INDEPENDENT NEWS

Ads, not age, the issue says Nandor

Published: Wed 19 May 2004 11:53 AM
19 May 2004
Ads, not age, the issue says Nandor
Green MP Nandor Tanczos today rejected renewed calls to raise the legal drinking age and said the beginnings of a real solution to teenage alcohol abuse lies in his private member's bill banning booze advertising.
The latest debate has been set off by a Justice Ministry report that teenagers are drinking more alcohol more often, though in roughly the same numbers, since the legal age was lowered to 18 in 1999.
"Yet again we see young people being blamed for emulating the behaviour of adults," said Nandor, the Green Party Spokesperson on Drug Policy
"If we want teenagers to behave responsibly with drugs, adult New Zealanders had better grow up in their own attitudes to getting out-of-it.
"When the drinking age was lowered from 20 it was done on the proviso that there would be an industry wide clampdown on underage sales and more money would be put into effective drug education.

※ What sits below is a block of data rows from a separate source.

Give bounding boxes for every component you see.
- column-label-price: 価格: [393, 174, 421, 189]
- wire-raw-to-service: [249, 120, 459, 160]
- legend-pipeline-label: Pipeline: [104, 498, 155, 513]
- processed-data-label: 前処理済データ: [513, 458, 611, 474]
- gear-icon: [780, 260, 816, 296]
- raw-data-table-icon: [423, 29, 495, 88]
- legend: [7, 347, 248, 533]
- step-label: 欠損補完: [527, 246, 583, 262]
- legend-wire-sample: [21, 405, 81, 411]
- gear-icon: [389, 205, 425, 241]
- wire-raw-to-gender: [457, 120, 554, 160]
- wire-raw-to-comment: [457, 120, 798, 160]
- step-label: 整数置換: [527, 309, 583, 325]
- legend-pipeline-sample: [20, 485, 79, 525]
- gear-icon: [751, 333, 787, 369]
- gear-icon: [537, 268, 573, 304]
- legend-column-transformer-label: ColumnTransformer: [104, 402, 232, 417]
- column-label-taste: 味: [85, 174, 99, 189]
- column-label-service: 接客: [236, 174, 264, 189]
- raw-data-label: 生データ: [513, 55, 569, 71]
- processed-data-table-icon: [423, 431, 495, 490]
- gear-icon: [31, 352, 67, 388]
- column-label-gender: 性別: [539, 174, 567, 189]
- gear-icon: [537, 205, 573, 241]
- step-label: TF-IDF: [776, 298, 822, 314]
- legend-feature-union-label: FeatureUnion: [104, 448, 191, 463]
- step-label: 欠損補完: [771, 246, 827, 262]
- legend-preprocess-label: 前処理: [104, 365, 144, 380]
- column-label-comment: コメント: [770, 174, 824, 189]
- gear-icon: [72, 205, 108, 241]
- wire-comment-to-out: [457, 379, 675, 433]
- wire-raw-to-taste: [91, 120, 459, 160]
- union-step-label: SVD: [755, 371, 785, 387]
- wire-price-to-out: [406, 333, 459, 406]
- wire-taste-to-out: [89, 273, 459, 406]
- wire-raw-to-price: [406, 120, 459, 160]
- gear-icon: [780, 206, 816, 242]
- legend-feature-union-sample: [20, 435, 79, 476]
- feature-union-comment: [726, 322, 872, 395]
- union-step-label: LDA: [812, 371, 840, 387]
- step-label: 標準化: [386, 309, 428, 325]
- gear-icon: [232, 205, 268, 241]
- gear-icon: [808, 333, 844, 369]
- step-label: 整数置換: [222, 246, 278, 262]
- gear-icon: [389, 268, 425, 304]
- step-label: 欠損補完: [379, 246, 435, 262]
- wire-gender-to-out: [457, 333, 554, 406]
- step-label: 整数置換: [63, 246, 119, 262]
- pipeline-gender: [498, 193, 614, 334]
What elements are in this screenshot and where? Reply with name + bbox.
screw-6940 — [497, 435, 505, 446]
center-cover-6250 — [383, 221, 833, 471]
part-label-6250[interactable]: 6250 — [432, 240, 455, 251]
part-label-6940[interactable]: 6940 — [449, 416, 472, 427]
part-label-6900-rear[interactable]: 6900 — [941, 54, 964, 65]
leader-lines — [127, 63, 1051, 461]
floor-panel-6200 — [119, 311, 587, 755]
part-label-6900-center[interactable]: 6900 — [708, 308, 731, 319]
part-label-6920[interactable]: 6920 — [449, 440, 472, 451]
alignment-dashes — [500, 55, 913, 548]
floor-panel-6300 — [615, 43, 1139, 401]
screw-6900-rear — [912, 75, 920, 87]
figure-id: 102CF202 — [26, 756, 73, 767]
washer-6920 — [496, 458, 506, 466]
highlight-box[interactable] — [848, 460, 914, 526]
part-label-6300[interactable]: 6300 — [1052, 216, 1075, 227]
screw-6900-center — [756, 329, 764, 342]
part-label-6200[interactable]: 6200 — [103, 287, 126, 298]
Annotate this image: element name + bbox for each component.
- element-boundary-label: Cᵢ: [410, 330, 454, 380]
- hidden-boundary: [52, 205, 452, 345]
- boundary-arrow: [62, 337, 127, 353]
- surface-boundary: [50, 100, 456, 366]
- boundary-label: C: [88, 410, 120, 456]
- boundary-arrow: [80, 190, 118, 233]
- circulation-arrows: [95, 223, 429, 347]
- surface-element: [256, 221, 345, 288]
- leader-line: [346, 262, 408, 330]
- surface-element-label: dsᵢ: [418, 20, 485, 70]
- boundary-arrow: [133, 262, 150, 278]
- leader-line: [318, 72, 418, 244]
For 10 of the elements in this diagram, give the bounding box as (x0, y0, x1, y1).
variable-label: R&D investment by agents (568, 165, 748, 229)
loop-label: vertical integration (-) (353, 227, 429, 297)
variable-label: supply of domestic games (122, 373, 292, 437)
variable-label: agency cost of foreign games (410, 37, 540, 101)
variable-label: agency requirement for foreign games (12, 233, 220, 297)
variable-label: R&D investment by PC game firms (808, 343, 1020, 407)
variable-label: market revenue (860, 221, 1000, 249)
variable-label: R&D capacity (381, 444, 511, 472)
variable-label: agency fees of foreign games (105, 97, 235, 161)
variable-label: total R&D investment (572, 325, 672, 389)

This lasted for a while but young people are now telling us that it is actually getting easier to obtain alcohol. The expectation that booze barons would make an ongoing commitment to self-regulation has proven to be far too optimistic.

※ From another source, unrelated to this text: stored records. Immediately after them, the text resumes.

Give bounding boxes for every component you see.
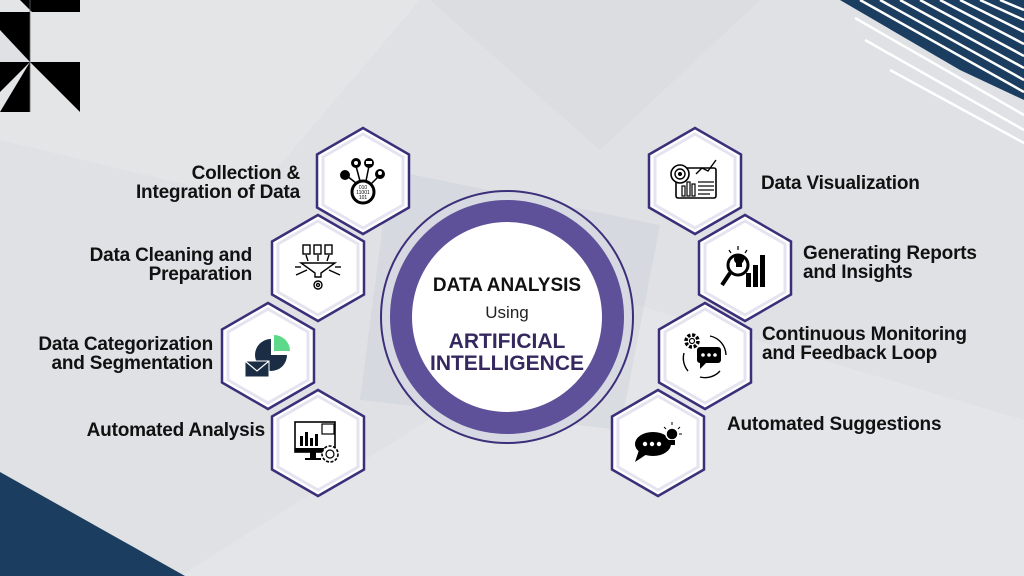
bulb-magnifier-bars-icon xyxy=(720,246,765,287)
hub-subtitle-line2: INTELLIGENCE xyxy=(429,352,584,375)
item-label-visualization: Data Visualization xyxy=(761,173,920,194)
chat-bulb-icon xyxy=(635,422,682,462)
item-label-monitoring: Continuous Monitoring and Feedback Loop xyxy=(762,324,967,364)
gear-chat-cycle-icon xyxy=(682,333,727,379)
central-hub-circle: DATA ANALYSIS Using ARTIFICIAL INTELLIGE… xyxy=(379,189,635,445)
svg-text:010: 010 xyxy=(359,185,368,191)
hex-automated-suggestions xyxy=(610,388,706,498)
hex-reports-insights xyxy=(697,213,793,323)
hex-data-visualization xyxy=(647,126,743,236)
hex-monitoring-feedback xyxy=(657,301,753,411)
hex-automated-analysis xyxy=(270,388,366,498)
corner-stripes-top-right xyxy=(840,0,1024,145)
dashboard-eye-icon xyxy=(670,159,717,199)
hex-categorization-segmentation xyxy=(220,301,316,411)
svg-text:101: 101 xyxy=(359,195,368,201)
corner-geometric-logo xyxy=(0,0,80,112)
svg-text:11001: 11001 xyxy=(356,190,370,196)
hub-subtitle-line1: ARTIFICIAL xyxy=(448,330,566,353)
item-label-suggestions: Automated Suggestions xyxy=(727,414,942,435)
pie-chart-envelope-icon xyxy=(244,335,290,378)
monitor-chart-gear-icon xyxy=(294,421,339,463)
data-collection-icon: 010 11001 101 xyxy=(340,158,385,205)
data-funnel-icon xyxy=(295,244,341,290)
corner-triangle-bottom-left xyxy=(0,472,185,576)
item-label-cleaning: Data Cleaning and Preparation xyxy=(89,245,253,285)
item-label-reports: Generating Reports and Insights xyxy=(803,243,977,283)
item-label-automated-analysis: Automated Analysis xyxy=(86,420,266,441)
hub-ring xyxy=(380,190,634,444)
hex-cleaning-preparation xyxy=(270,213,366,323)
item-label-categorization: Data Categorization and Segmentation xyxy=(38,334,213,374)
hub-connector: Using xyxy=(485,303,529,322)
hub-title: DATA ANALYSIS xyxy=(432,275,582,296)
hex-collection-integration: 010 11001 101 xyxy=(315,126,411,236)
item-label-collection: Collection & Integration of Data xyxy=(135,163,300,203)
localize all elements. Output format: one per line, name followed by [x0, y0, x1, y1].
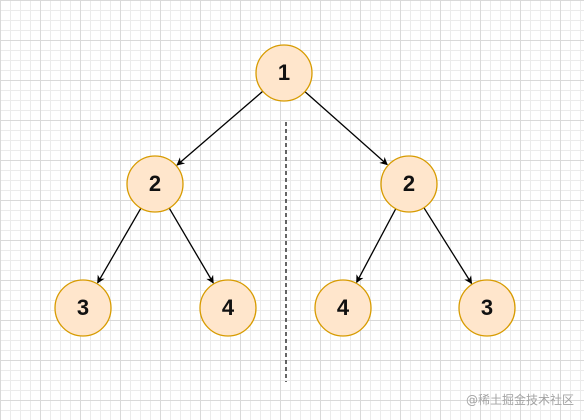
node-right-right-leaf: 3 [458, 279, 516, 337]
node-right-child: 2 [380, 155, 438, 213]
node-label: 2 [403, 171, 415, 196]
node-root: 1 [255, 44, 313, 102]
nodes-layer: 1 2 2 3 4 4 3 [54, 44, 516, 337]
edge-left-child-to-left-right-leaf [168, 207, 214, 284]
edge-root-to-left-child [176, 90, 264, 166]
node-label: 2 [149, 171, 161, 196]
edges-layer [97, 90, 473, 285]
node-left-child: 2 [126, 155, 184, 213]
node-circle [54, 279, 112, 337]
edge-right-child-to-right-left-leaf [356, 208, 397, 284]
node-circle [126, 155, 184, 213]
node-label: 4 [337, 295, 350, 320]
node-right-left-leaf: 4 [314, 279, 372, 337]
node-circle [314, 279, 372, 337]
node-label: 4 [222, 295, 235, 320]
node-left-left-leaf: 3 [54, 279, 112, 337]
node-label: 3 [481, 295, 493, 320]
edge-left-child-to-left-left-leaf [97, 207, 142, 284]
edge-root-to-right-child [304, 91, 388, 166]
node-circle [380, 155, 438, 213]
node-circle [458, 279, 516, 337]
node-label: 1 [278, 60, 290, 85]
node-circle [255, 44, 313, 102]
node-label: 3 [77, 295, 89, 320]
node-circle [199, 279, 257, 337]
watermark-text: @稀土掘金技术社区 [465, 393, 574, 407]
node-left-right-leaf: 4 [199, 279, 257, 337]
edge-right-child-to-right-right-leaf [423, 207, 473, 285]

"If the current age limit is not being properly policed, as Mr Anderton suggests, raising it is not going to make any difference. The Government should be ensuring the police make use of the new powers that Parliament has just given them to enforce the age limit.
Nandor also called on the Government to support his private member's bill banning all broadcast advertising of alcohol.

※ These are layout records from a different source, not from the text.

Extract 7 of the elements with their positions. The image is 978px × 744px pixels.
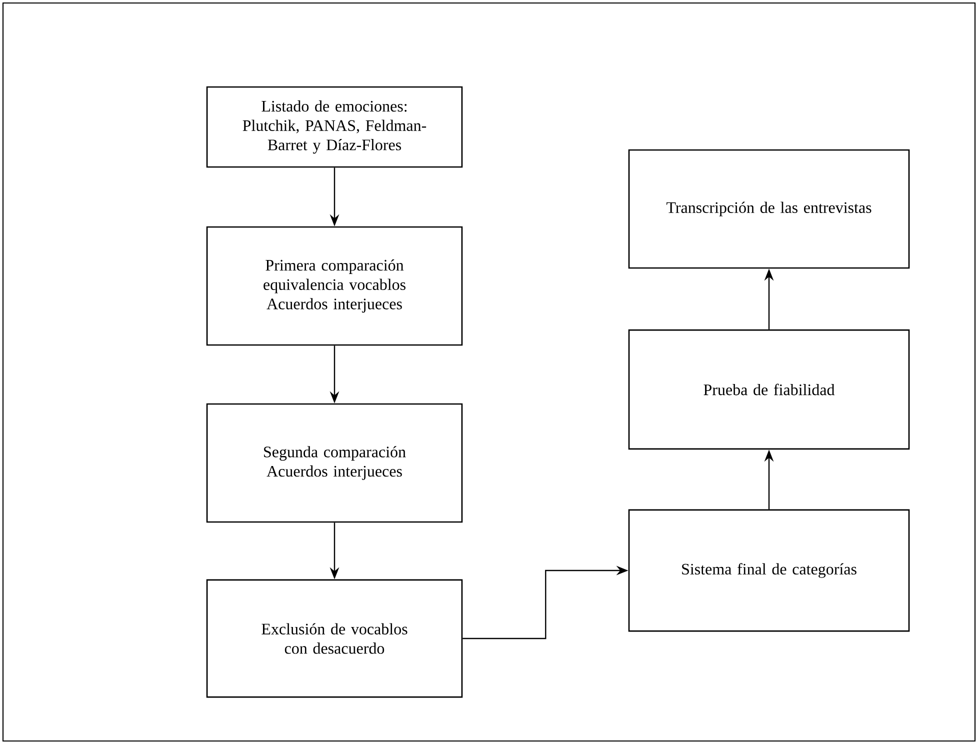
process-box: Exclusión de vocablos con desacuerdo bbox=[206, 579, 463, 698]
process-box: Primera comparación equivalencia vocablos Acuerdos interjueces bbox=[206, 226, 463, 346]
process-box: Listado de emociones: Plutchik, PANAS, Feldman-Barret y Díaz-Flores bbox=[206, 86, 463, 168]
process-box: Segunda comparación Acuerdos interjueces bbox=[206, 403, 463, 523]
process-box: Sistema final de categorías bbox=[628, 509, 910, 632]
process-box: Prueba de fiabilidad bbox=[628, 329, 910, 450]
process-box: Transcripción de las entrevistas bbox=[628, 149, 910, 269]
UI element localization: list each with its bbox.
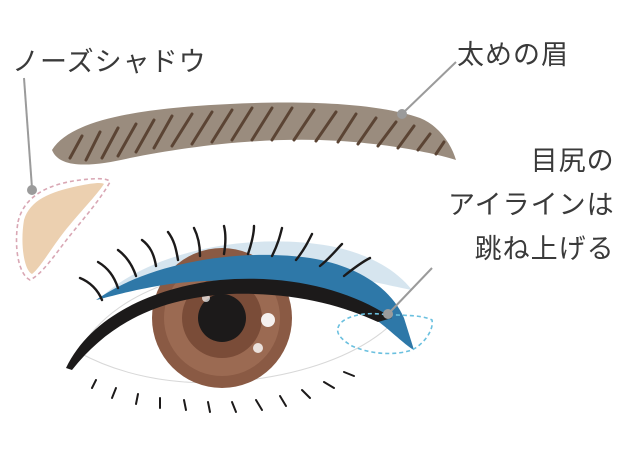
guide-lines [23,61,457,319]
pupil [198,294,246,342]
upper-lash-line [66,278,392,370]
eyeliner-label-line-2: アイラインは [448,190,615,221]
upper-lashes [78,224,372,302]
brow-hairs [68,106,446,162]
nose-shadow-patch [15,177,111,281]
eyeliner-label-line-1: 目尻の [530,146,615,177]
blue-eyeliner [96,254,414,350]
nose-shadow-label: ノーズシャドウ [12,47,207,78]
eyeliner-label-line-3: 跳ね上げる [474,234,615,265]
eyebrow-illustration [52,102,456,165]
lower-lashes [91,371,355,413]
flick-highlight-outline [336,312,434,355]
thick-brow-label: 太めの眉 [457,40,569,71]
eyeliner-label-block: 目尻の アイラインは 跳ね上げる [448,140,615,272]
eyeshadow [98,241,412,300]
iris-highlight [261,313,275,327]
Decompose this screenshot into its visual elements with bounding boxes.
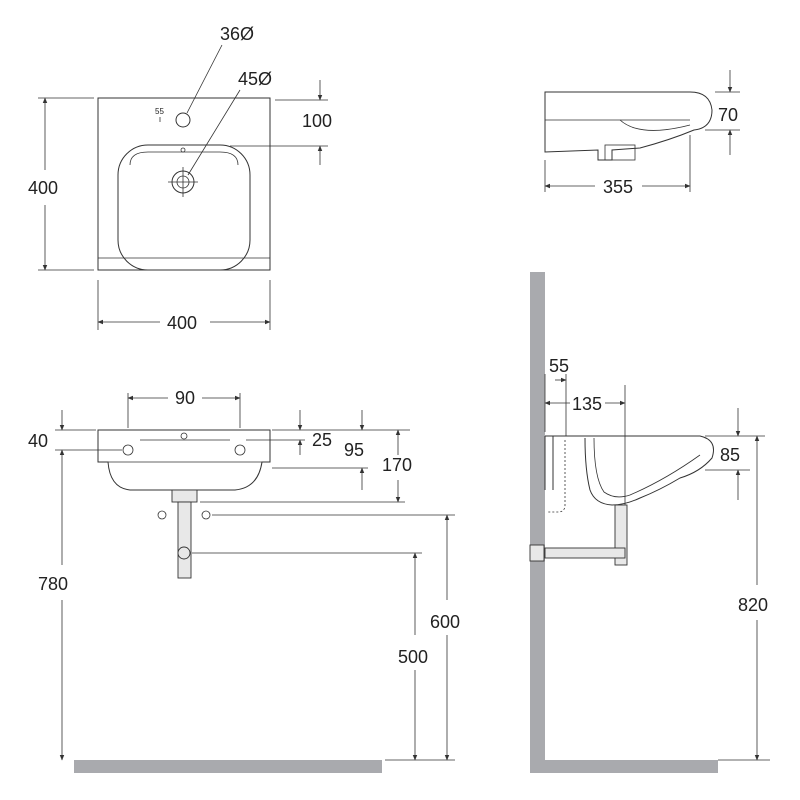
top-view-bowl bbox=[117, 144, 251, 271]
tap-offset-label: 55 bbox=[155, 107, 164, 116]
section-floor bbox=[530, 760, 718, 773]
front-d95-label: 95 bbox=[344, 440, 364, 460]
overflow-hole bbox=[180, 147, 186, 153]
front-trap-pipe bbox=[177, 501, 192, 579]
front-d170-label: 170 bbox=[382, 455, 412, 475]
front-mounting-hole-right bbox=[234, 444, 246, 456]
section-d55-label: 55 bbox=[549, 356, 569, 376]
section-trap-horizontal bbox=[544, 547, 626, 559]
section-wall bbox=[530, 272, 545, 772]
front-trap-joint bbox=[177, 546, 191, 560]
front-h600-label: 600 bbox=[430, 612, 460, 632]
front-floor bbox=[74, 760, 382, 773]
front-valve-right-icon bbox=[201, 510, 211, 520]
hole-distance-label: 100 bbox=[302, 111, 332, 131]
section-basin-inner bbox=[593, 437, 701, 498]
top-view: 55 36Ø 45Ø 100 400 400 bbox=[28, 24, 332, 333]
section-overflow-channel bbox=[548, 440, 566, 513]
section-d85-label: 85 bbox=[720, 445, 740, 465]
side-view-outline bbox=[544, 91, 713, 161]
front-mounting-hole-left bbox=[122, 444, 134, 456]
side-view-bowl-curve bbox=[619, 119, 691, 131]
front-top-label: 40 bbox=[28, 431, 48, 451]
side-view-drain bbox=[604, 144, 636, 161]
section-wall-flange bbox=[529, 544, 545, 562]
drain-leader bbox=[187, 89, 241, 176]
side-height-label: 70 bbox=[718, 105, 738, 125]
front-valve-left-icon bbox=[157, 510, 167, 520]
section-basin-outline bbox=[545, 435, 714, 506]
front-tap-hole bbox=[180, 432, 188, 440]
top-view-bowl-inner bbox=[129, 151, 239, 166]
side-length-label: 355 bbox=[603, 177, 633, 197]
front-d25-label: 25 bbox=[312, 430, 332, 450]
front-view: 90 40 25 95 170 780 600 500 bbox=[28, 388, 460, 773]
section-h820-label: 820 bbox=[738, 595, 768, 615]
front-basin-outline bbox=[97, 429, 271, 491]
front-drain-body bbox=[171, 489, 198, 503]
drain-label: 45Ø bbox=[238, 69, 272, 89]
tap-hole-leader bbox=[186, 44, 223, 114]
depth-label: 400 bbox=[28, 178, 58, 198]
front-spacing-label: 90 bbox=[175, 388, 195, 408]
width-label: 400 bbox=[167, 313, 197, 333]
tap-hole-label: 36Ø bbox=[220, 24, 254, 44]
section-view: 55 135 85 820 bbox=[529, 272, 770, 773]
section-d135-label: 135 bbox=[572, 394, 602, 414]
tap-hole-circle bbox=[175, 112, 191, 128]
side-view: 70 355 bbox=[544, 70, 740, 197]
top-view-outer-outline bbox=[97, 97, 271, 271]
front-h500-label: 500 bbox=[398, 647, 428, 667]
section-bracket bbox=[544, 436, 554, 490]
front-h780-label: 780 bbox=[38, 574, 68, 594]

"We need to ask, who is really at fault here? The main problem with messages of responsible alcohol use is that they are swamped by the tens of millions of dollars spent each year by the alcohol industry telling young people that drinking makes them sexy and cool. Naked, aggressive promotion of drug use has no place in a country trying to move beyond a culture of drug abuse.
"Adult New Zealanders need to take a long hard look at their own habits and ask whether its reasonable to say to teens 'do as I say, don't do as I do'. Youth know hypocrisy when they see it. There's nothing wrong with moderate use of alcohol or any other soft drug, but New Zealanders fetishise over-consumption.
"We need to stop commercial interests from exploiting and perpetuating the failings in our culture. Don't raise the drinking age, ban the ads that perpetuate binge drinking in all age groups," said Nandor.